THIS IS NOT PARADISE: La strana accoglienza di Beirut
Questo è il diario di un gruppo di film-makers al lavoro per un documentario: "This is not paradise". E' il racconto delle tragiche condizioni in cui vivono le migranti domestiche provenienti soprattutto da Filippine, Nepal, Sri Lanka, Etiopia ed Eritrea. Lisa Tormena, Gaia Vianello, Marco Bacchi e Matteo Lolletti racconteranno, passo per passo, la nascita del loro film, le problematiche che troveranno sulla loro strada, gli incontri che faranno
Quando arrivi a Beirut ti accoglie una sensazione strana, qualcosa che forse ti porti dietro da prima, per quello che (non) sai, per ciò che hai letto sui giornali, per le cose che hai immaginato mentre da Cipro - era quasi notte - sorvolavi quella lingua scura di Mediterraneo che divide l'ultima Europa dal Libano.
Forse c'entra con il traffico folle, una sorta di arena in cui ci sono poche regole basilari, come quella di suonare agli incroci lungo strade in cui i semafori esistono da meno d'una decina d'anni, arterie enormi o minuscole in cui, a prescindere dalla grandezza, il senso di marcia per le auto è poco più di un'opinione e i pedoni sono al massimo un ingombro (o turisti a cui suonare, se si è uno dei taxi che, più o meno regolari, sfrecciano a decine e accostano in cerca di un cenno di assenso).
Oppure sono i palazzi enormi e orribili, che sorgono disordinatamente in spazi ridotti, quasi accatastandosi, opprimendo piccole case e meravigliose in stile liberty, disabitate, senza padroni e in rovina, i cui attuali proprietari, figli della fuga dei propri genitori dalla guerra civile, neppure sanno di possedere.
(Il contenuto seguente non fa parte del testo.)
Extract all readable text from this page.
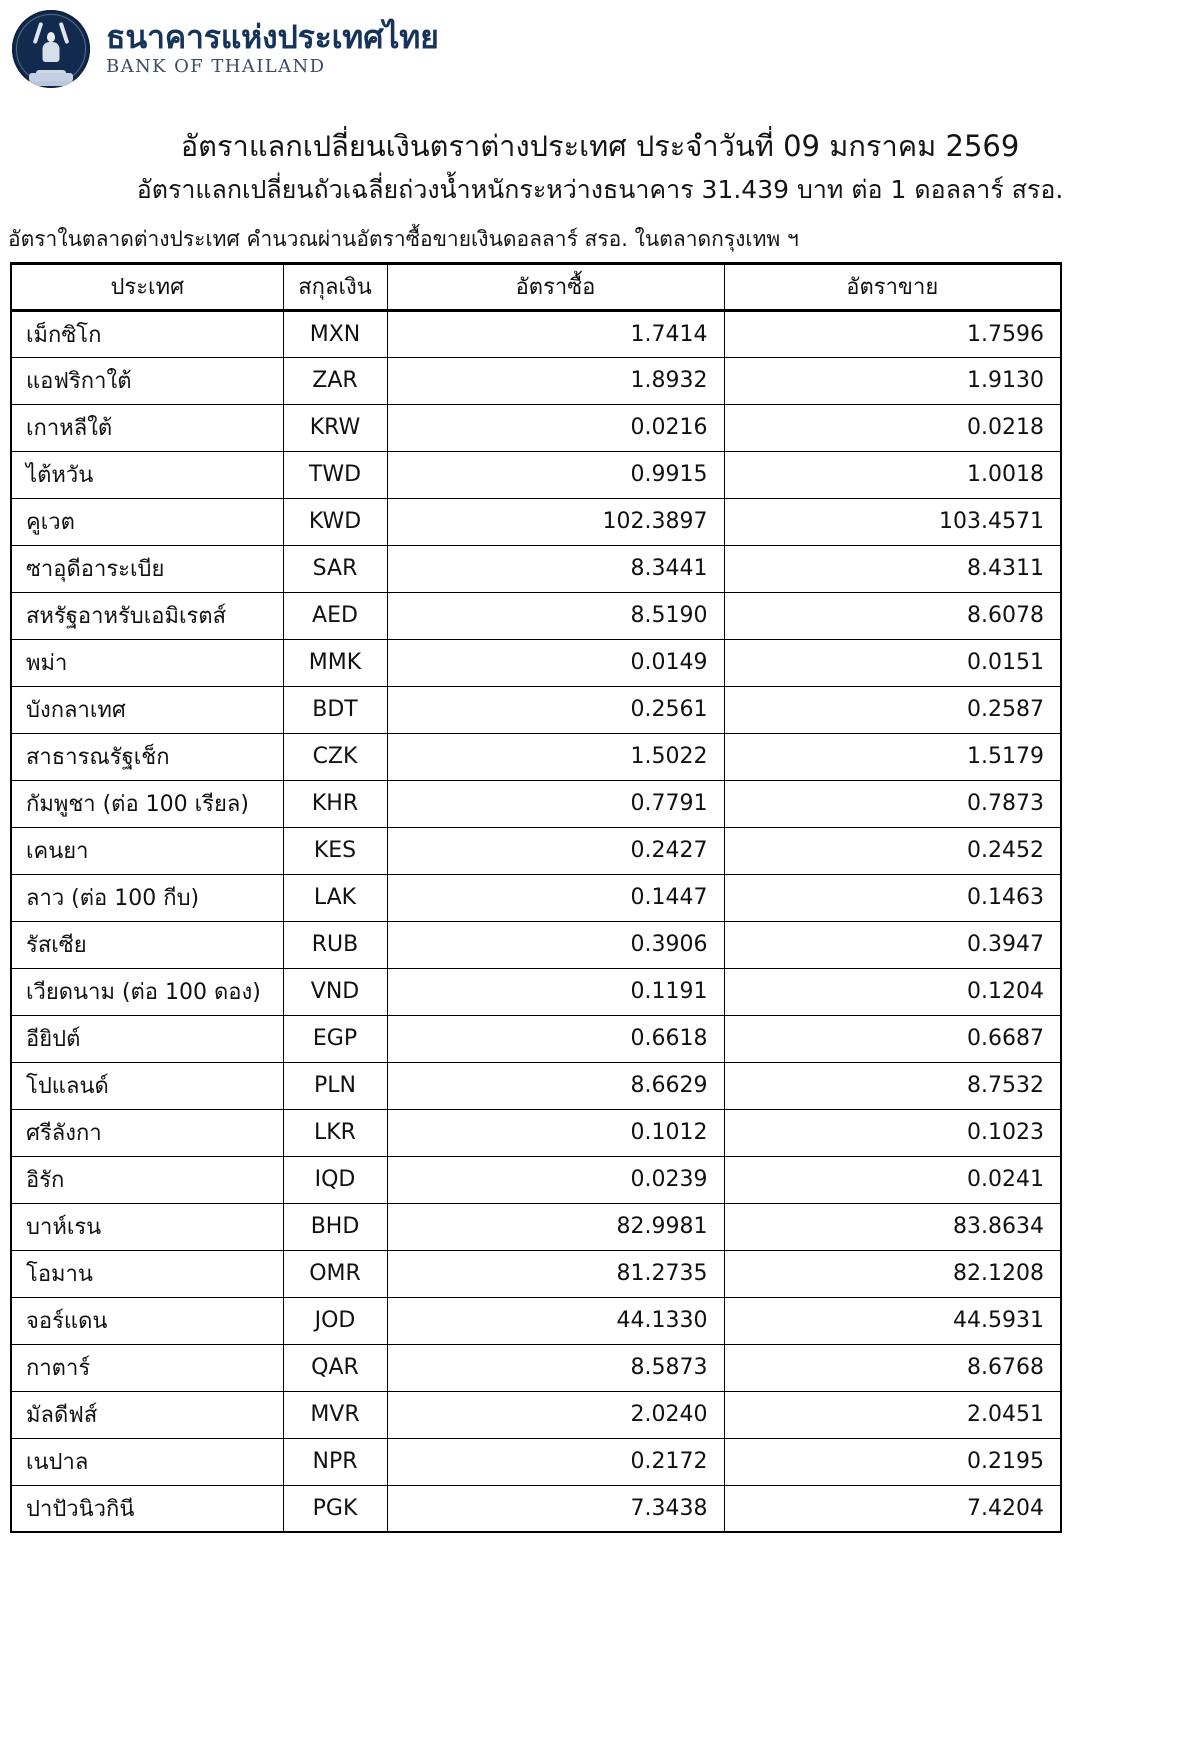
ธนาคารแห่งประเทศไทย
BANK OF THAILAND
อัตราแลกเปลี่ยนเงินตราต่างประเทศ ประจำวันที่ 09 มกราคม 2569
อัตราแลกเปลี่ยนถัวเฉลี่ยถ่วงน้ำหนักระหว่างธนาคาร 31.439 บาท ต่อ 1 ดอลลาร์ สรอ.
อัตราในตลาดต่างประเทศ คำนวณผ่านอัตราซื้อขายเงินดอลลาร์ สรอ. ในตลาดกรุงเทพ ฯ
ประเทศ	สกุลเงิน	อัตราซื้อ	อัตราขาย
เม็กซิโก	MXN	1.7414	1.7596
แอฟริกาใต้	ZAR	1.8932	1.9130
เกาหลีใต้	KRW	0.0216	0.0218
ไต้หวัน	TWD	0.9915	1.0018
คูเวต	KWD	102.3897	103.4571
ซาอุดีอาระเบีย	SAR	8.3441	8.4311
สหรัฐอาหรับเอมิเรตส์	AED	8.5190	8.6078
พม่า	MMK	0.0149	0.0151
บังกลาเทศ	BDT	0.2561	0.2587
สาธารณรัฐเช็ก	CZK	1.5022	1.5179
กัมพูชา (ต่อ 100 เรียล)	KHR	0.7791	0.7873
เคนยา	KES	0.2427	0.2452
ลาว (ต่อ 100 กีบ)	LAK	0.1447	0.1463
รัสเซีย	RUB	0.3906	0.3947
เวียดนาม (ต่อ 100 ดอง)	VND	0.1191	0.1204
อียิปต์	EGP	0.6618	0.6687
โปแลนด์	PLN	8.6629	8.7532
ศรีลังกา	LKR	0.1012	0.1023
อิรัก	IQD	0.0239	0.0241
บาห์เรน	BHD	82.9981	83.8634
โอมาน	OMR	81.2735	82.1208
จอร์แดน	JOD	44.1330	44.5931
กาตาร์	QAR	8.5873	8.6768
มัลดีฟส์	MVR	2.0240	2.0451
เนปาล	NPR	0.2172	0.2195
ปาปัวนิวกินี	PGK	7.3438	7.4204
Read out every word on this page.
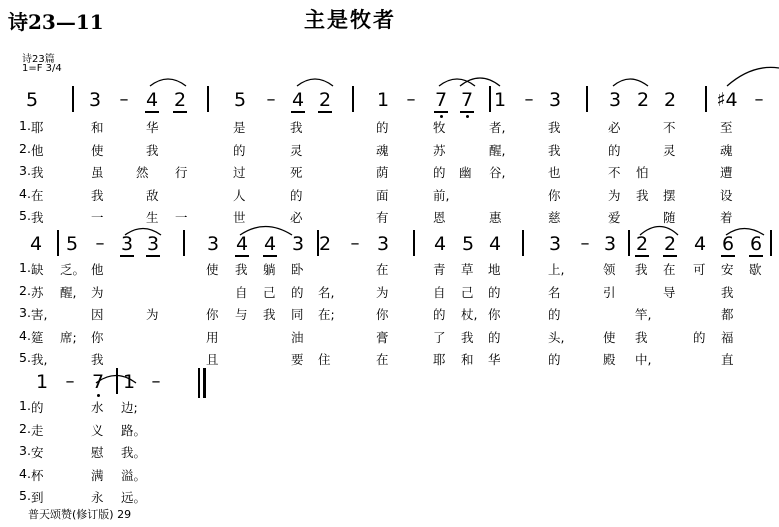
诗23—11	主是牧者
诗23篇
1=F 3/4
5	3 – 4 2	5 – 4 2 1 – 7 7 1 – 3	3 2 2 ♯4 –
1. 耶	和	华	是	我	的	牧	者,	我	必	不	至
2. 他	使	我	的	灵	魂	苏	醒,	我	的	灵	魂
3. 我	虽	然 行	过	死	荫	的 幽 谷,	也	不 怕	遭
4. 在	我	敌	人	的	面	前,	你	为 我 摆	设
5. 我	一	生 一	世	必	有	恩	惠	慈	爱	随	着
4 5 – 3 3	3 4 4 3 2 – 3 4 5 4	3 – 3 2 2 4 6 6
1. 缺 乏。 他	使 我 躺 卧	在	青 草 地	上,	领 我 在 可 安 歇
2. 苏 醒, 为	自 己 的 名,	为	自 己 的	名	引	导	我
3. 害,	因	为	你 与 我 同 在;	你	的 杖, 你	的	竿,	都
4. 筵 席; 你	用	油	膏	了 我 的	头,	使 我	的 福
5. 我,	我	且	要 住	在	耶 和 华	的	殿 中,	直
1 – 7 1 –
1. 的	水 边;
2. 走	义 路。
3. 安	慰 我。
4. 杯	满 溢。
5. 到	永 远。
普天颂赞(修订版) 29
Palazzi in cui si riversa quel vicino mondo arabo - ricco e musulmano - che cerca un occidente prossimo, fatto di costumi più liberi e libertini: palazzi ingombranti e inutili che stanno uccidendo una città che doveva essere, e in parte ancora lo è, bellissima.
Forse perché Beirut è un cantiere che a tratti copre mare e sole, con l'elettricità che penzola tra una casa e l'altra e sparisce per tre ore al giorno, arrangiata in grumi di cavi che ti ritrovi all'altezza del viso, mentre ogni tanto rivoli d'acqua si riversano in strade i cui i numeri civici non esistono e a volte si rintracciano solo per la presenza di un posto celebre, quale una pizzeria o una chiesa.
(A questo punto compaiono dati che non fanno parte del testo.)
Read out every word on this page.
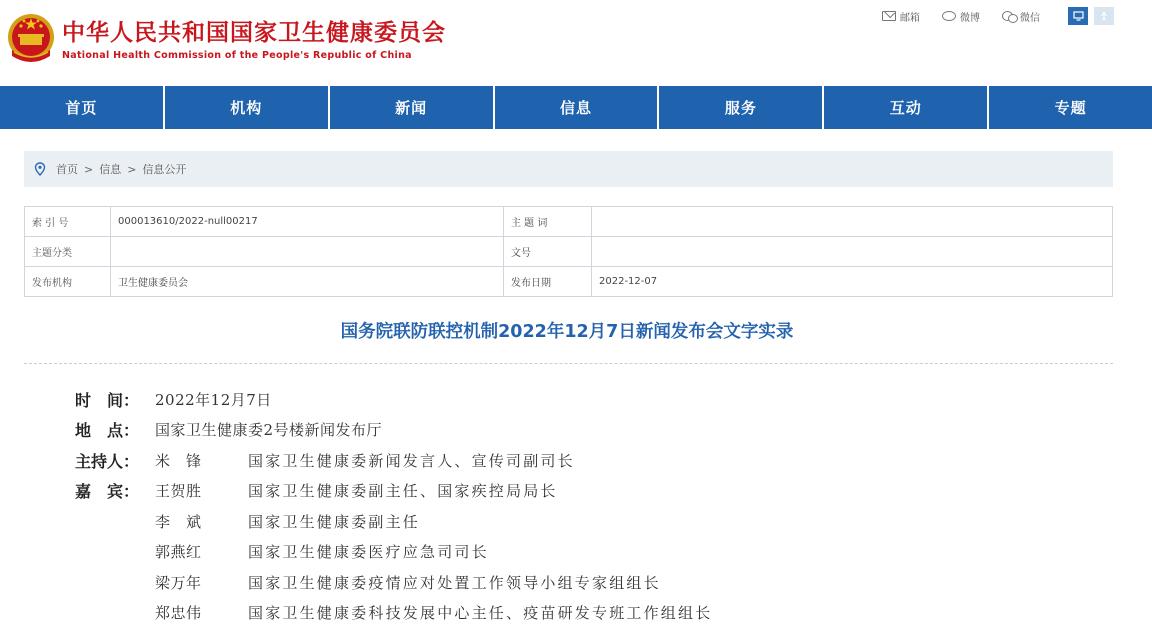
中华人民共和国国家卫生健康委员会
National Health Commission of the People's Republic of China
邮箱	微博	微信
首页	机构	新闻	信息	服务	互动	专题
首页 > 信息 > 信息公开
索 引 号	000013610/2022-null00217	主 题 词	
主题分类		文号	
发布机构	卫生健康委员会	发布日期	2022-12-07
国务院联防联控机制2022年12月7日新闻发布会文字实录
时　间：	2022年12月7日
地　点：	国家卫生健康委2号楼新闻发布厅
主持人：	米　锋	国家卫生健康委新闻发言人、宣传司副司长
嘉　宾：	王贺胜	国家卫生健康委副主任、国家疾控局局长
李　斌	国家卫生健康委副主任
郭燕红	国家卫生健康委医疗应急司司长
梁万年	国家卫生健康委疫情应对处置工作领导小组专家组组长
郑忠伟	国家卫生健康委科技发展中心主任、疫苗研发专班工作组组长
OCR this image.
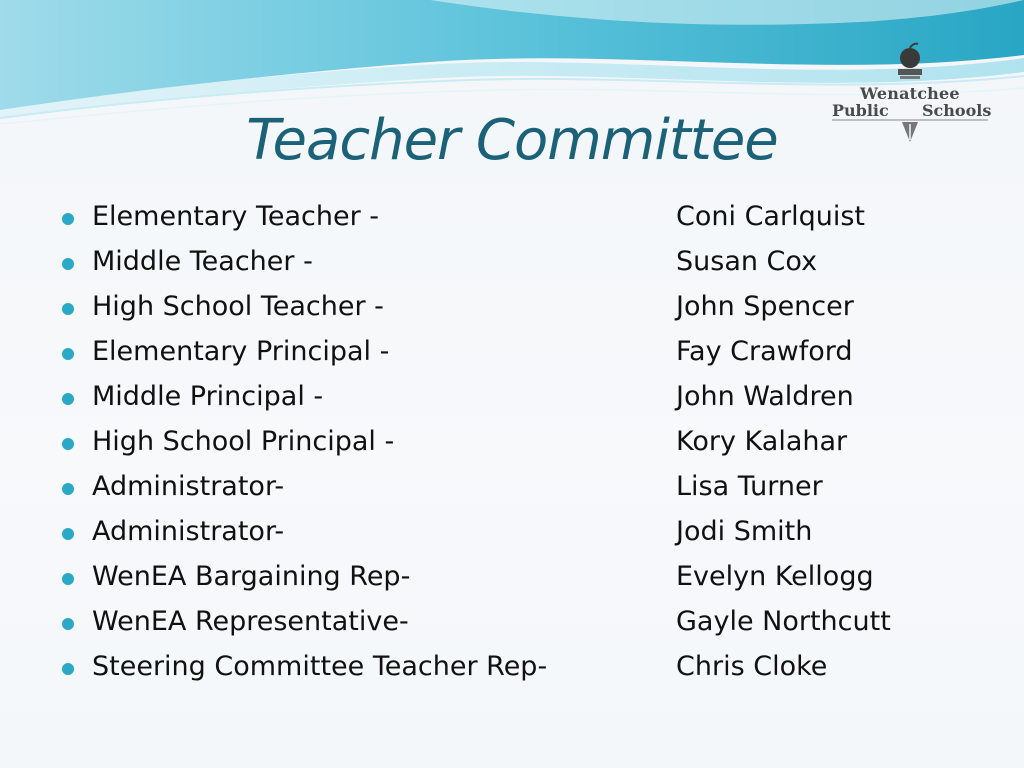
Wenatchee
Public Schools
Teacher Committee
Elementary Teacher -	Coni Carlquist
Middle Teacher -	Susan Cox
High School Teacher -	John Spencer
Elementary Principal -	Fay Crawford
Middle Principal -	John Waldren
High School Principal -	Kory Kalahar
Administrator-	Lisa Turner
Administrator-	Jodi Smith
WenEA Bargaining Rep-	Evelyn Kellogg
WenEA Representative-	Gayle Northcutt
Steering Committee Teacher Rep-	Chris Cloke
O sono i giovani di Beirut, che ballano fino a notte fonda nei quartieri cristiani, affollano i locali e sembrano cercare la vita in ogni piega del quotidiano, oppure le distanze che non sono così spesse ma si accentuano, cercando la differenza reciproca e forse la diffidenza. Beirut è una città di contraddizioni, di carri armati agli angoli delle strade e di raffinati ristoranti giapponesi dal menù solo in inglese frequentati da russi e ricchi libanesi, di burqa e minigonne, di alcool e ramadan, di dollari americani e lire libanesi, valute entrambe usate e accettate come moneta ufficiale del paese.
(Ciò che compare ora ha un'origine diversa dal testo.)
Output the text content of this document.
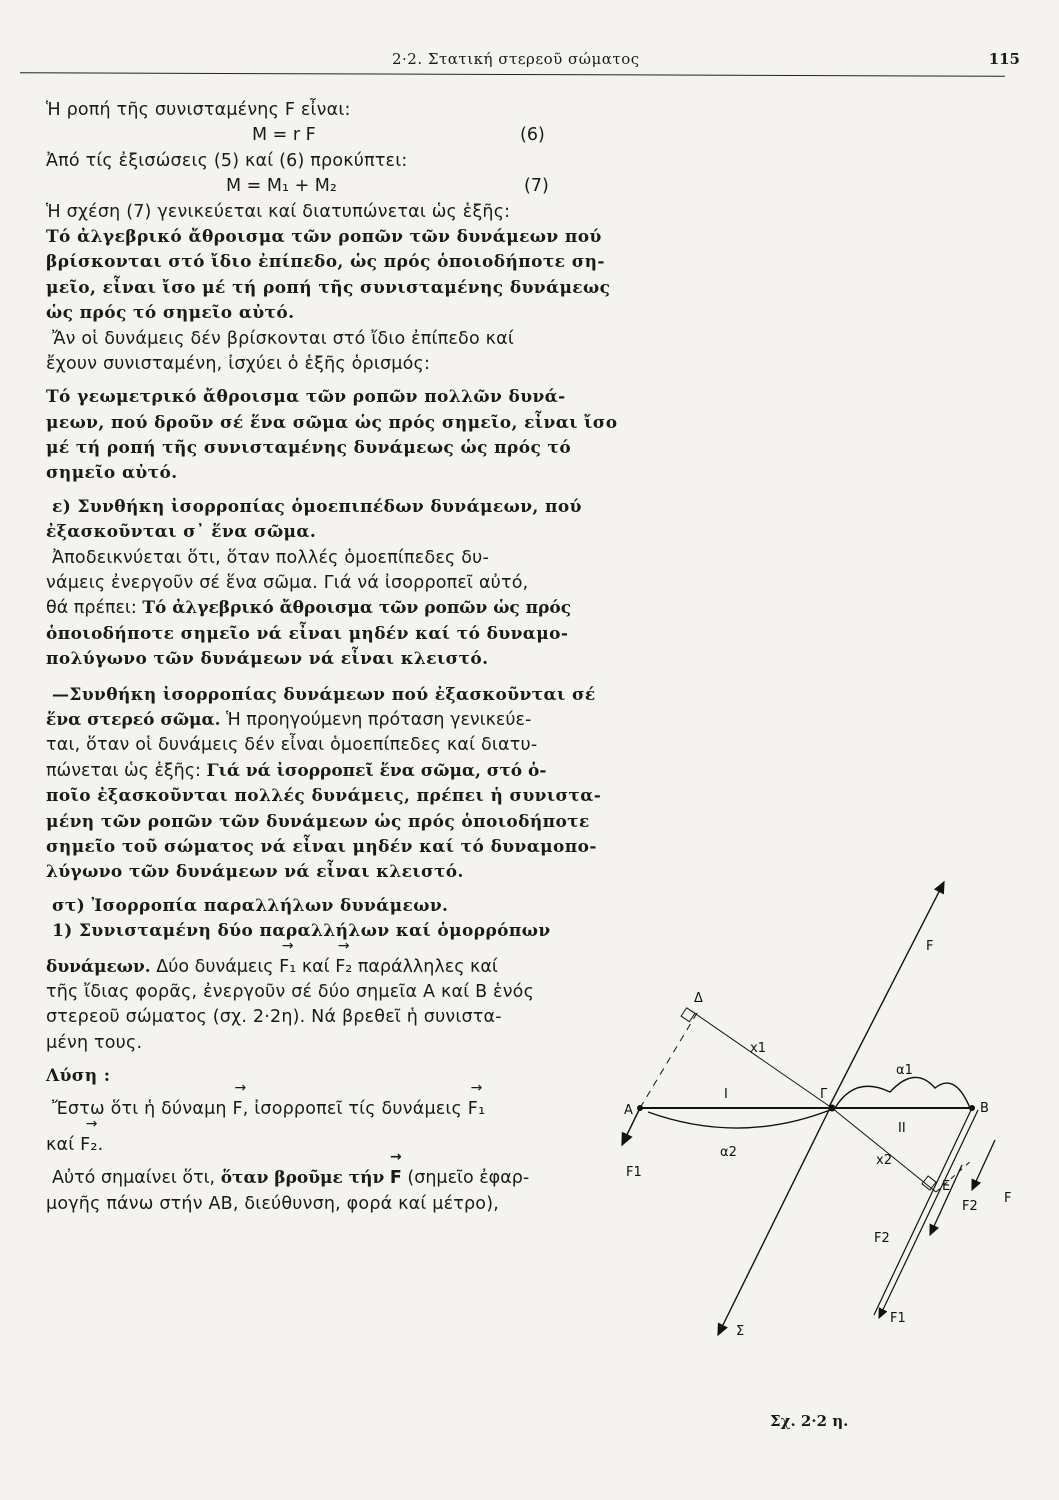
2·2. Στατική στερεοῦ σώματος	115
Ἡ ροπή τῆς συνισταμένης F εἶναι:
M = r F	(6)
Ἀπό τίς ἐξισώσεις (5) καί (6) προκύπτει:
M = M₁ + M₂	(7)
Ἡ σχέση (7) γενικεύεται καί διατυπώνεται ὡς ἑξῆς:
Τό ἀλγεβρικό ἄθροισμα τῶν ροπῶν τῶν δυνάμεων πού
βρίσκονται στό ἴδιο ἐπίπεδο, ὡς πρός ὁποιοδήποτε ση-
μεῖο, εἶναι ἴσο μέ τή ροπή τῆς συνισταμένης δυνάμεως
ὡς πρός τό σημεῖο αὐτό.
Ἄν οἱ δυνάμεις δέν βρίσκονται στό ἴδιο ἐπίπεδο καί
ἔχουν συνισταμένη, ἰσχύει ὁ ἑξῆς ὁρισμός:
Τό γεωμετρικό ἄθροισμα τῶν ροπῶν πολλῶν δυνά-
μεων, πού δροῦν σέ ἕνα σῶμα ὡς πρός σημεῖο, εἶναι ἴσο
μέ τή ροπή τῆς συνισταμένης δυνάμεως ὡς πρός τό
σημεῖο αὐτό.
ε) Συνθήκη ἰσορροπίας ὁμοεπιπέδων δυνάμεων, πού
ἐξασκοῦνται σ᾿ ἕνα σῶμα.
Ἀποδεικνύεται ὅτι, ὅταν πολλές ὁμοεπίπεδες δυ-
νάμεις ἐνεργοῦν σέ ἕνα σῶμα. Γιά νά ἰσορροπεῖ αὐτό,
θά πρέπει: Τό ἀλγεβρικό ἄθροισμα τῶν ροπῶν ὡς πρός
ὁποιοδήποτε σημεῖο νά εἶναι μηδέν καί τό δυναμο-
πολύγωνο τῶν δυνάμεων νά εἶναι κλειστό.
—Συνθήκη ἰσορροπίας δυνάμεων πού ἐξασκοῦνται σέ
ἕνα στερεό σῶμα. Ἡ προηγούμενη πρόταση γενικεύε-
ται, ὅταν οἱ δυνάμεις δέν εἶναι ὁμοεπίπεδες καί διατυ-
πώνεται ὡς ἑξῆς: Γιά νά ἰσορροπεῖ ἕνα σῶμα, στό ὁ-
ποῖο ἐξασκοῦνται πολλές δυνάμεις, πρέπει ἡ συνιστα-
μένη τῶν ροπῶν τῶν δυνάμεων ὡς πρός ὁποιοδήποτε
σημεῖο τοῦ σώματος νά εἶναι μηδέν καί τό δυναμοπο-
λύγωνο τῶν δυνάμεων νά εἶναι κλειστό.
στ) Ἰσορροπία παραλλήλων δυνάμεων.
1) Συνισταμένη δύο παραλλήλων καί ὁμορρόπων
δυνάμεων. Δύο δυνάμεις → F₁ καί → F₂ παράλληλες καί
τῆς ἴδιας φορᾶς, ἐνεργοῦν σέ δύο σημεῖα Α καί Β ἑνός
στερεοῦ σώματος (σχ. 2·2η). Νά βρεθεῖ ἡ συνιστα-
μένη τους.
Λύση :
Ἔστω ὅτι ἡ δύναμη → F, ἰσορροπεῖ τίς δυνάμεις → F₁
καί → F₂.
Αὐτό σημαίνει ὅτι, ὅταν βροῦμε τήν → F (σημεῖο ἐφαρ-
μογῆς πάνω στήν ΑΒ, διεύθυνση, φορά καί μέτρο),
A	B
Γ
Δ
Ε
Σ
I
II
α1
α2
x1
x2
F
F1
F2
F2
F
F1
Σχ. 2·2 η.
È come se a Beirut non si investisse sul domani, o lo si facesse sapendo che potrebbe tranquillamente non esserci, in un senso di continua precarietà. Ecco cos'è quella sensazione strana: sono precarie le vecchie case, le mostruose costruzioni sulla spiaggia di una zona sismica, i collegamenti elettrici e telefonici, le notti lungo Rue Gouraud, gli arak bevuti come se fossero gli ultimi e le tante preghiere che si alzano, diverse, dai tanti quartieri - così lontani e così vicini.
Ma questa precarietà non è rimozione, né lassismo, forse non è neppure fatalismo, ti viene da pensare. È qualcosa di ancora diverso, che ancora non ti è dato di capire e che non sei riuscito ad afferrare pienamente in questi primi tre giorni libanesi.
Eppure è questo il contesto in cui racconteremo le storie che siamo venuti a documentare, storie di migranti domestiche che in Libano cercano speranza e spesso trovano abusi.
Storie sì di schiavitù e violenze, ma anche e specialmente la storia di una società, di una comunità che - per la prima volta dopo tanti anni - si organizza per un obiettivo comune, quello di porre fine a questa situazione diffusa, reagendo come se un domani, invece e forse non solo per una volta, finalmente ci fosse.